Antinuclear activists scoff at such dismissals and say that news of their demise has been greatly exaggerated. The protesters' morale sank after the British election last summer, they say, but it revived again in the fall - as the record turnout at the big Oct. 22 London peace rally showed. CND membership is currently continuing to grow by a net 3,000 a month, according to Christian CND organizer Barbara Eggleston and her staff.
Inevitably, both sides rely on opposition polls to prove their case. Inevitably, the evidence of the polls is contradictory.
When asked in the abstract if they want new missiles - or when given a choice only between deployment or arms-control negotiation - most northern Europeans reject the American missiles.
When asked if their countries should deploy new missiles if the Soviets don't reduce their SS-20s, however, most citizens (except in the Netherlands) accept the new missiles. And when asked to rank their worries, most northern Europeans list nuclear weapons and war well below unemployment - as the West German election in March and the British election in June showed.
Peace activists, especially in West Germany, therefore take the former results to demonstrate that they have the majority on their side in the missile debate.
Governments take the latter results to demonstrate the validity of their pro-missile policy.
And both sides, of course, accuse the other of rigging the questions in various polls to produce the desired results.
Any number of national and international opinion polls in the key countries of Britain and West Germany illustrate the dichotomy of public antipathy toward new missiles - but reluctant acceptance of them if the Soviets don't exhibit more arms restraint.
(Britain and West Germany are crucial because they are two of the three NATO countries that are beginning deployments now, and the third stationing country, Italy, has no strong antinuclear movement. The Netherlands is crucial because nuclear pacifism is strongest there and is regarded as a model by peace movements in neighboring countries).

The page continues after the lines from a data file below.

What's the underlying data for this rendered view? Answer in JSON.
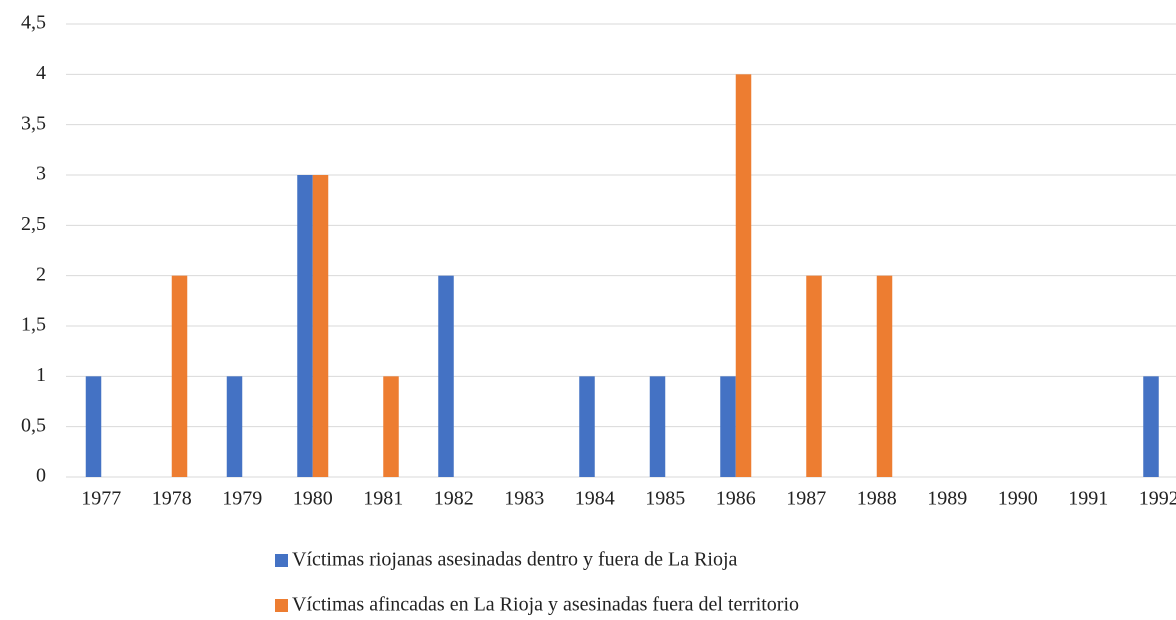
{
  "chart_data": {
    "type": "bar",
    "categories": [
      "1977",
      "1978",
      "1979",
      "1980",
      "1981",
      "1982",
      "1983",
      "1984",
      "1985",
      "1986",
      "1987",
      "1988",
      "1989",
      "1990",
      "1991",
      "1992"
    ],
    "series": [
      {
        "name": "Víctimas riojanas asesinadas dentro y fuera de La Rioja",
        "color": "#4472c4",
        "values": [
          1,
          0,
          1,
          3,
          0,
          2,
          0,
          1,
          1,
          1,
          0,
          0,
          0,
          0,
          0,
          1
        ]
      },
      {
        "name": "Víctimas afincadas en La Rioja y asesinadas fuera del territorio",
        "color": "#ed7d31",
        "values": [
          0,
          2,
          0,
          3,
          1,
          0,
          0,
          0,
          0,
          4,
          2,
          2,
          0,
          0,
          0,
          0
        ]
      }
    ],
    "ylim": [
      0,
      4.5
    ],
    "yticks": [
      0,
      {
        "value": 0.5,
        "label": "0,5"
      },
      1,
      {
        "value": 1.5,
        "label": "1,5"
      },
      2,
      {
        "value": 2.5,
        "label": "2,5"
      },
      3,
      {
        "value": 3.5,
        "label": "3,5"
      },
      4,
      {
        "value": 4.5,
        "label": "4,5"
      }
    ],
    "grid": true,
    "legend": "bottom"
  }
}
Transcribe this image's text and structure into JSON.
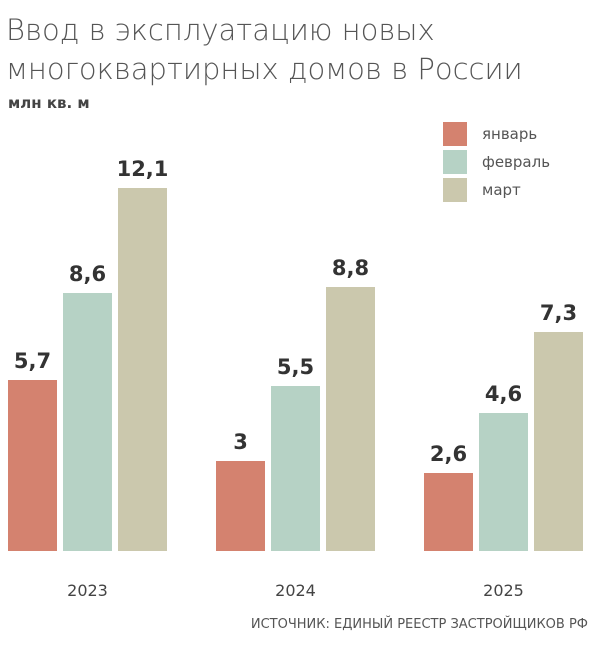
{
  "chart_data": {
    "type": "bar",
    "title": [
      "Ввод в эксплуатацию новых",
      "многоквартирных домов в России"
    ],
    "y_label": "млн кв. м",
    "categories": [
      "2023",
      "2024",
      "2025"
    ],
    "series": [
      {
        "name": "январь",
        "color": "#d4826f",
        "values": [
          5.7,
          3,
          2.6
        ],
        "value_labels": [
          "5,7",
          "3",
          "2,6"
        ]
      },
      {
        "name": "февраль",
        "color": "#b6d2c5",
        "values": [
          8.6,
          5.5,
          4.6
        ],
        "value_labels": [
          "8,6",
          "5,5",
          "4,6"
        ]
      },
      {
        "name": "март",
        "color": "#cbc8ad",
        "values": [
          12.1,
          8.8,
          7.3
        ],
        "value_labels": [
          "12,1",
          "8,8",
          "7,3"
        ]
      }
    ],
    "source": "ИСТОЧНИК: ЕДИНЫЙ РЕЕСТР ЗАСТРОЙЩИКОВ РФ"
  }
}
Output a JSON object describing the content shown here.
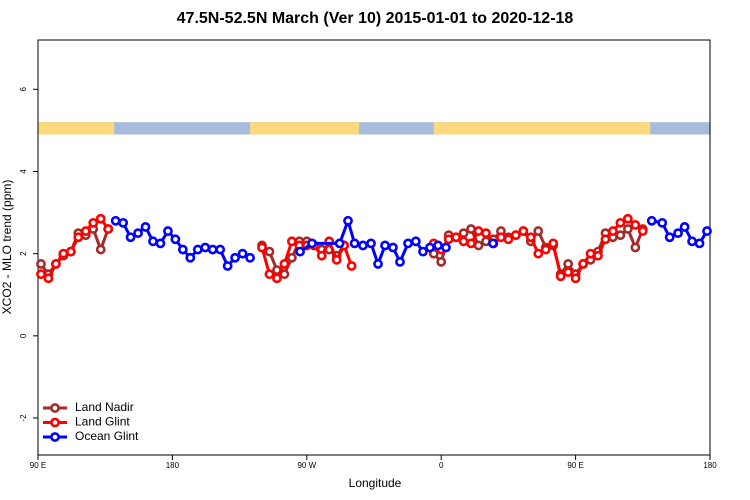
{
  "chart_data": {
    "type": "line",
    "title": "47.5N-52.5N March (Ver 10)   2015-01-01 to 2020-12-18",
    "x_label": "Longitude",
    "y_label": "XCO2 - MLO trend (ppm)",
    "xlim": [
      90,
      540
    ],
    "ylim": [
      -2.9,
      7.2
    ],
    "xticks": [
      {
        "value": 90,
        "label": "90 E"
      },
      {
        "value": 180,
        "label": "180"
      },
      {
        "value": 270,
        "label": "90 W"
      },
      {
        "value": 360,
        "label": "0"
      },
      {
        "value": 450,
        "label": "90 E"
      },
      {
        "value": 540,
        "label": "180"
      }
    ],
    "yticks": [
      -2,
      0,
      2,
      4,
      6
    ],
    "legend": "bottom-left",
    "surface_band": {
      "ylim": [
        4.9,
        5.2
      ],
      "ocean_color": "#a7bcdc",
      "land_color": "#fcd97c",
      "land": [
        [
          90,
          141
        ],
        [
          232,
          305
        ],
        [
          355,
          500
        ]
      ]
    },
    "series": [
      {
        "name": "Land Nadir",
        "color": "#a52a2a",
        "x": [
          92,
          97,
          102,
          107,
          112,
          117,
          122,
          127,
          132,
          137,
          180,
          240,
          245,
          250,
          255,
          260,
          265,
          270,
          275,
          280,
          285,
          290,
          295,
          320,
          355,
          360,
          365,
          370,
          375,
          380,
          385,
          390,
          395,
          400,
          405,
          410,
          415,
          420,
          425,
          430,
          435,
          440,
          445,
          450,
          455,
          460,
          465,
          470,
          475,
          480,
          485,
          490,
          495
        ],
        "values": [
          1.75,
          1.5,
          1.75,
          1.95,
          2.05,
          2.5,
          2.45,
          2.6,
          2.1,
          2.6,
          null,
          2.2,
          2.05,
          1.6,
          1.5,
          1.9,
          2.3,
          2.3,
          2.2,
          2.1,
          2.1,
          1.95,
          2.2,
          null,
          2.0,
          1.8,
          2.45,
          2.4,
          2.5,
          2.6,
          2.2,
          2.3,
          2.35,
          2.55,
          2.4,
          2.45,
          2.55,
          2.3,
          2.55,
          2.15,
          2.2,
          1.5,
          1.75,
          1.5,
          1.75,
          1.85,
          2.05,
          2.5,
          2.4,
          2.45,
          2.6,
          2.15,
          2.6
        ]
      },
      {
        "name": "Land Glint",
        "color": "#ff0000",
        "x": [
          92,
          97,
          102,
          107,
          112,
          117,
          122,
          127,
          132,
          137,
          180,
          240,
          245,
          250,
          255,
          260,
          265,
          270,
          275,
          280,
          285,
          290,
          295,
          300,
          320,
          355,
          360,
          365,
          370,
          375,
          380,
          385,
          390,
          395,
          400,
          405,
          410,
          415,
          420,
          425,
          430,
          435,
          440,
          445,
          450,
          455,
          460,
          465,
          470,
          475,
          480,
          485,
          490,
          495
        ],
        "values": [
          1.5,
          1.4,
          1.75,
          2.0,
          2.05,
          2.4,
          2.55,
          2.75,
          2.85,
          2.6,
          null,
          2.15,
          1.5,
          1.4,
          1.75,
          2.3,
          2.2,
          2.2,
          2.2,
          1.95,
          2.3,
          1.85,
          2.2,
          1.7,
          null,
          2.25,
          2.1,
          2.35,
          2.4,
          2.3,
          2.25,
          2.55,
          2.5,
          2.25,
          2.4,
          2.35,
          2.45,
          2.55,
          2.4,
          2.0,
          2.1,
          2.25,
          1.45,
          1.55,
          1.4,
          1.75,
          2.0,
          1.95,
          2.35,
          2.55,
          2.75,
          2.85,
          2.7,
          2.55
        ]
      },
      {
        "name": "Ocean Glint",
        "color": "#0000ff",
        "x": [
          142,
          147,
          152,
          157,
          162,
          167,
          172,
          177,
          182,
          187,
          192,
          197,
          202,
          207,
          212,
          217,
          222,
          227,
          232,
          250,
          265.5,
          273.5,
          292,
          297.6,
          302,
          307.6,
          313,
          317.7,
          322.4,
          327.7,
          332.4,
          337.8,
          343,
          347.8,
          352.5,
          357.9,
          363.2,
          380,
          394.7,
          450,
          501,
          508,
          513,
          518.6,
          523,
          528,
          533,
          538
        ],
        "values": [
          2.8,
          2.75,
          2.4,
          2.5,
          2.65,
          2.3,
          2.25,
          2.55,
          2.35,
          2.1,
          1.9,
          2.1,
          2.15,
          2.1,
          2.1,
          1.7,
          1.9,
          2.0,
          1.9,
          null,
          2.05,
          2.25,
          2.25,
          2.8,
          2.25,
          2.2,
          2.25,
          1.75,
          2.2,
          2.15,
          1.8,
          2.25,
          2.3,
          2.05,
          2.15,
          2.2,
          2.15,
          null,
          2.25,
          null,
          2.8,
          2.75,
          2.4,
          2.5,
          2.65,
          2.3,
          2.25,
          2.55
        ]
      }
    ]
  }
}
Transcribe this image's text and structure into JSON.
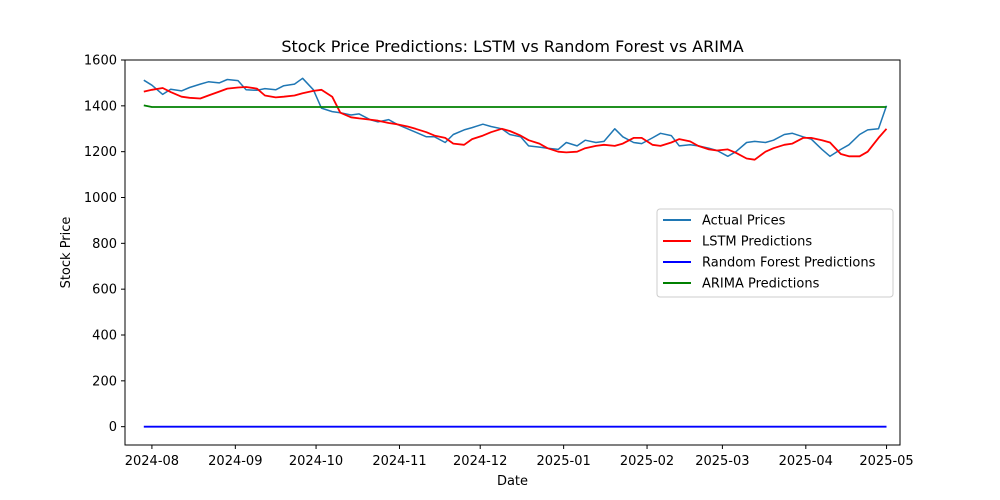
{
  "chart_data": {
    "type": "line",
    "title": "Stock Price Predictions: LSTM vs Random Forest vs ARIMA",
    "xlabel": "Date",
    "ylabel": "Stock Price",
    "ylim": [
      -80,
      1600
    ],
    "xlim": [
      "2024-07-22",
      "2025-05-06"
    ],
    "grid": false,
    "legend_position": "center-right",
    "x_ticks": [
      "2024-08",
      "2024-09",
      "2024-10",
      "2024-11",
      "2024-12",
      "2025-01",
      "2025-02",
      "2025-03",
      "2025-04",
      "2025-05"
    ],
    "y_ticks": [
      0,
      200,
      400,
      600,
      800,
      1000,
      1200,
      1400,
      1600
    ],
    "series": [
      {
        "name": "Actual Prices",
        "color": "#1f77b4",
        "x": [
          "2024-07-29",
          "2024-08-01",
          "2024-08-05",
          "2024-08-08",
          "2024-08-12",
          "2024-08-15",
          "2024-08-19",
          "2024-08-22",
          "2024-08-26",
          "2024-08-29",
          "2024-09-02",
          "2024-09-05",
          "2024-09-09",
          "2024-09-12",
          "2024-09-16",
          "2024-09-19",
          "2024-09-23",
          "2024-09-26",
          "2024-09-30",
          "2024-10-03",
          "2024-10-07",
          "2024-10-10",
          "2024-10-14",
          "2024-10-17",
          "2024-10-21",
          "2024-10-24",
          "2024-10-28",
          "2024-10-31",
          "2024-11-04",
          "2024-11-07",
          "2024-11-11",
          "2024-11-14",
          "2024-11-18",
          "2024-11-21",
          "2024-11-25",
          "2024-11-28",
          "2024-12-02",
          "2024-12-05",
          "2024-12-09",
          "2024-12-12",
          "2024-12-16",
          "2024-12-19",
          "2024-12-23",
          "2024-12-26",
          "2024-12-30",
          "2025-01-02",
          "2025-01-06",
          "2025-01-09",
          "2025-01-13",
          "2025-01-16",
          "2025-01-20",
          "2025-01-23",
          "2025-01-27",
          "2025-01-30",
          "2025-02-03",
          "2025-02-06",
          "2025-02-10",
          "2025-02-13",
          "2025-02-17",
          "2025-02-20",
          "2025-02-24",
          "2025-02-27",
          "2025-03-03",
          "2025-03-06",
          "2025-03-10",
          "2025-03-13",
          "2025-03-17",
          "2025-03-20",
          "2025-03-24",
          "2025-03-27",
          "2025-03-31",
          "2025-04-03",
          "2025-04-07",
          "2025-04-10",
          "2025-04-14",
          "2025-04-17",
          "2025-04-21",
          "2025-04-24",
          "2025-04-28",
          "2025-05-01"
        ],
        "values": [
          1512,
          1490,
          1450,
          1472,
          1465,
          1480,
          1495,
          1505,
          1500,
          1515,
          1510,
          1470,
          1468,
          1475,
          1470,
          1488,
          1495,
          1520,
          1470,
          1390,
          1375,
          1370,
          1360,
          1365,
          1340,
          1330,
          1340,
          1320,
          1300,
          1285,
          1265,
          1265,
          1240,
          1275,
          1295,
          1305,
          1320,
          1310,
          1300,
          1275,
          1265,
          1225,
          1220,
          1215,
          1210,
          1240,
          1225,
          1250,
          1240,
          1245,
          1300,
          1265,
          1240,
          1235,
          1260,
          1280,
          1270,
          1225,
          1230,
          1225,
          1215,
          1205,
          1180,
          1200,
          1240,
          1245,
          1240,
          1250,
          1275,
          1280,
          1265,
          1255,
          1210,
          1180,
          1210,
          1230,
          1275,
          1295,
          1300,
          1400
        ]
      },
      {
        "name": "LSTM Predictions",
        "color": "#ff0000",
        "x": [
          "2024-07-29",
          "2024-08-01",
          "2024-08-05",
          "2024-08-08",
          "2024-08-12",
          "2024-08-15",
          "2024-08-19",
          "2024-08-22",
          "2024-08-26",
          "2024-08-29",
          "2024-09-02",
          "2024-09-05",
          "2024-09-09",
          "2024-09-12",
          "2024-09-16",
          "2024-09-19",
          "2024-09-23",
          "2024-09-26",
          "2024-09-30",
          "2024-10-03",
          "2024-10-07",
          "2024-10-10",
          "2024-10-14",
          "2024-10-17",
          "2024-10-21",
          "2024-10-24",
          "2024-10-28",
          "2024-10-31",
          "2024-11-04",
          "2024-11-07",
          "2024-11-11",
          "2024-11-14",
          "2024-11-18",
          "2024-11-21",
          "2024-11-25",
          "2024-11-28",
          "2024-12-02",
          "2024-12-05",
          "2024-12-09",
          "2024-12-12",
          "2024-12-16",
          "2024-12-19",
          "2024-12-23",
          "2024-12-26",
          "2024-12-30",
          "2025-01-02",
          "2025-01-06",
          "2025-01-09",
          "2025-01-13",
          "2025-01-16",
          "2025-01-20",
          "2025-01-23",
          "2025-01-27",
          "2025-01-30",
          "2025-02-03",
          "2025-02-06",
          "2025-02-10",
          "2025-02-13",
          "2025-02-17",
          "2025-02-20",
          "2025-02-24",
          "2025-02-27",
          "2025-03-03",
          "2025-03-06",
          "2025-03-10",
          "2025-03-13",
          "2025-03-17",
          "2025-03-20",
          "2025-03-24",
          "2025-03-27",
          "2025-03-31",
          "2025-04-03",
          "2025-04-07",
          "2025-04-10",
          "2025-04-14",
          "2025-04-17",
          "2025-04-21",
          "2025-04-24",
          "2025-04-28",
          "2025-05-01"
        ],
        "values": [
          1462,
          1470,
          1478,
          1460,
          1440,
          1435,
          1432,
          1445,
          1462,
          1475,
          1480,
          1482,
          1475,
          1445,
          1437,
          1440,
          1445,
          1455,
          1465,
          1470,
          1440,
          1370,
          1350,
          1345,
          1340,
          1335,
          1325,
          1320,
          1310,
          1300,
          1285,
          1270,
          1260,
          1235,
          1230,
          1255,
          1270,
          1285,
          1300,
          1290,
          1270,
          1250,
          1235,
          1215,
          1200,
          1197,
          1200,
          1215,
          1225,
          1230,
          1225,
          1235,
          1260,
          1260,
          1230,
          1225,
          1240,
          1255,
          1245,
          1225,
          1210,
          1205,
          1210,
          1195,
          1170,
          1165,
          1200,
          1215,
          1230,
          1235,
          1260,
          1260,
          1250,
          1240,
          1190,
          1180,
          1180,
          1200,
          1260,
          1300
        ]
      },
      {
        "name": "Random Forest Predictions",
        "color": "#0000ff",
        "x": [
          "2024-07-29",
          "2025-05-01"
        ],
        "values": [
          0,
          0
        ]
      },
      {
        "name": "ARIMA Predictions",
        "color": "#008000",
        "x": [
          "2024-07-29",
          "2024-08-01",
          "2025-05-01"
        ],
        "values": [
          1402,
          1395,
          1395
        ]
      }
    ]
  }
}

An example of the ambivalence is provided in EMNID polls last September. Of West Germans 18 years and older, 58 percent favor Western deployment of ''modern nuclear weapons.'' But 61 to 66 percent of those 14 and over oppose de-ployment ''if the negotiations between the USA and the Soviet achieve no results.''
Even more instructive, perhaps - since policy battles are always fought out among the ''attentive public,'' not the indifferent masses - is an ''elite poll'' in Britain, West Germany, the Netherlands, France, and the US by the West Berlin International Institute for Comparative Social Research. A series of structured oral interviews in 1982 indicated that:
* A majority of the elite in each country favored new NATO deployments ''unless the USSR reduces . . . its SS-20s to mutually acceptable levels.
* No elite majority favored ''unilateral steps toward disarmament. But,
* Only a small minority would approve going beyond deterrence to the actual use of nuclear weapons in any war (as official NATO doctrine allows). On this question France was an exception, with 54 percent endorsing a possible nuclear response to any Soviet-bloc conventional attack ''in order to bring the war to an end quickly.'' Only 24 percent in the Netherlands and the US endorsed such a nuclear response, 17 percent in West Germany, and 15 percent in Britain.
These results suggest that the peace movements have gained many converts in the years since detente collapsed. But they also suggest that governments can carry out the scheduled deployments - if they move carefully.